In Singapore, you can find grass jelly or Chin Chow in every supermarket in the fridge section ready to eat in packet or can form. Chin Chow is a jelly made with the leaves of the Mesona Chinensis plant, a member of the mint family. Often served with honey, soy milk or a sugar syrup, it is eaten after a meal to aid with digestion and heartburn. The jelly is also used in traditional milk teas or ‘bubble tea’.

Using native lemongrass, rivermint and eucalyptus to infuse our jelly, here is our unique RiverMint Chin Chow Iced tea recipe. We hope you enjoy making it and sipping on it over the hot months ahead.

Happy Chinese New Year and Chin Chin…….. or should we say ‘Chin Chow!’

* NOTE: To learn more about the place of Aboriginal traditional medicine in Australia visit the Creative Spirits website.

RiverMint Chin Chow Iced Tea (Serves 4)

For the tea

20g native rivermint sprigs

2 x green tea bags

4 cups boing water

100ml almond or macadamia milk, heated but not boiled

Raw sugar

For the jelly

20 native lemongrass strands

3 sprigs native rivermint, leaves picked

1 drop Essentially Australia Eucalyptus Blue Gum essential oil

2 litres water

8 tbsp tapioca flour

1 tsp agar agar powder + 4 tbsp water

  1. Steep green tea bags and native river mint sprigs in boiling water. Check for taste until desired strength is met. You may need to remove the green tea bags before the mint sprigs to get a nice balance. Add milk and sugar to desired sweetness until fully dissolved. Refrigerate until chilled.

  2. Place lemongrass and river mint strands and leaves in the water and bring to boil. Lower heat and allow to simmer with lid on for 45 mins until it is very fragrant. Turn off heat, add eucalyptus oil and allow to infuse for up to 3 hrs until the water is cool. Strain liquid. (There should be about 500ml liquid remaining after this process).

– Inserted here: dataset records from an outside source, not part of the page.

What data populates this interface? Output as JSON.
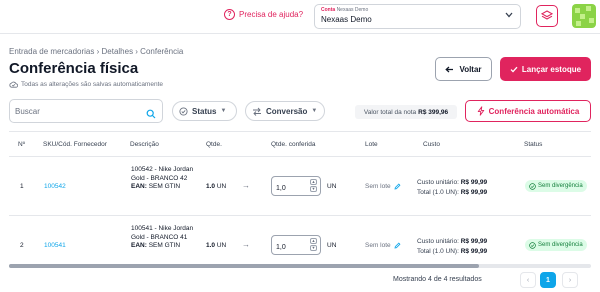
{
  "colors": {
    "accent": "#e0245e",
    "link": "#0ea5e9",
    "success": "#15803d"
  },
  "topbar": {
    "help_label": "Precisa de ajuda?",
    "account_label_prefix": "Conta",
    "account_label_name": "Nexaas Demo",
    "account_value": "Nexaas Demo"
  },
  "header": {
    "breadcrumb": "Entrada de mercadorias › Detalhes › Conferência",
    "title": "Conferência física",
    "autosave": "Todas as alterações são salvas automaticamente",
    "back_label": "Voltar",
    "launch_label": "Lançar estoque"
  },
  "filters": {
    "search_placeholder": "Buscar",
    "status_label": "Status",
    "conversion_label": "Conversão",
    "total_label": "Valor total da nota",
    "total_value": "R$ 399,96",
    "auto_label": "Conferência automática"
  },
  "table": {
    "headers": [
      "Nº",
      "SKU/Cód. Fornecedor",
      "Descrição",
      "Qtde.",
      "Qtde. conferida",
      "Lote",
      "Custo",
      "Status"
    ],
    "rows": [
      {
        "n": "1",
        "sku": "100542",
        "desc": "100542 - Nike Jordan Gold - BRANCO 42",
        "ean_label": "EAN:",
        "ean_value": "SEM GTIN",
        "qty_value": "1.0",
        "qty_unit": "UN",
        "checked": "1,0",
        "checked_unit": "UN",
        "lote": "Sem lote",
        "unit_cost_label": "Custo unitário:",
        "unit_cost": "R$ 99,99",
        "total_cost_label": "Total (1.0 UN):",
        "total_cost": "R$ 99,99",
        "status": "Sem divergência"
      },
      {
        "n": "2",
        "sku": "100541",
        "desc": "100541 - Nike Jordan Gold - BRANCO 41",
        "ean_label": "EAN:",
        "ean_value": "SEM GTIN",
        "qty_value": "1.0",
        "qty_unit": "UN",
        "checked": "1,0",
        "checked_unit": "UN",
        "lote": "Sem lote",
        "unit_cost_label": "Custo unitário:",
        "unit_cost": "R$ 99,99",
        "total_cost_label": "Total (1.0 UN):",
        "total_cost": "R$ 99,99",
        "status": "Sem divergência"
      }
    ]
  },
  "pagination": {
    "results": "Mostrando 4 de 4 resultados",
    "prev": "‹",
    "current": "1",
    "next": "›"
  }
}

  3. Reserve half of the liquid and mix this gradually with the tapioca starch until it is paste like, strain through a wire strainer.

  4. Mix agar agar powder with 4 tbsp boiling water and boil whisking until it dissolves completely and turns into a paste.

  5. Bring the remaining reserved liquid back up to the boil and gradually add the agar paste and then add the tapioca flour paste into the liquid. Strain again, skim the top and pour into a small square tin lined with cling film. Allow to set at room temperature then transfer to fridge. Cut into squares.

  6. Take serving glasses and fill quarter full with ice, add two chin chow squares and top up with the milk tea. Serve with a long spoon, a straw and a mint sprig.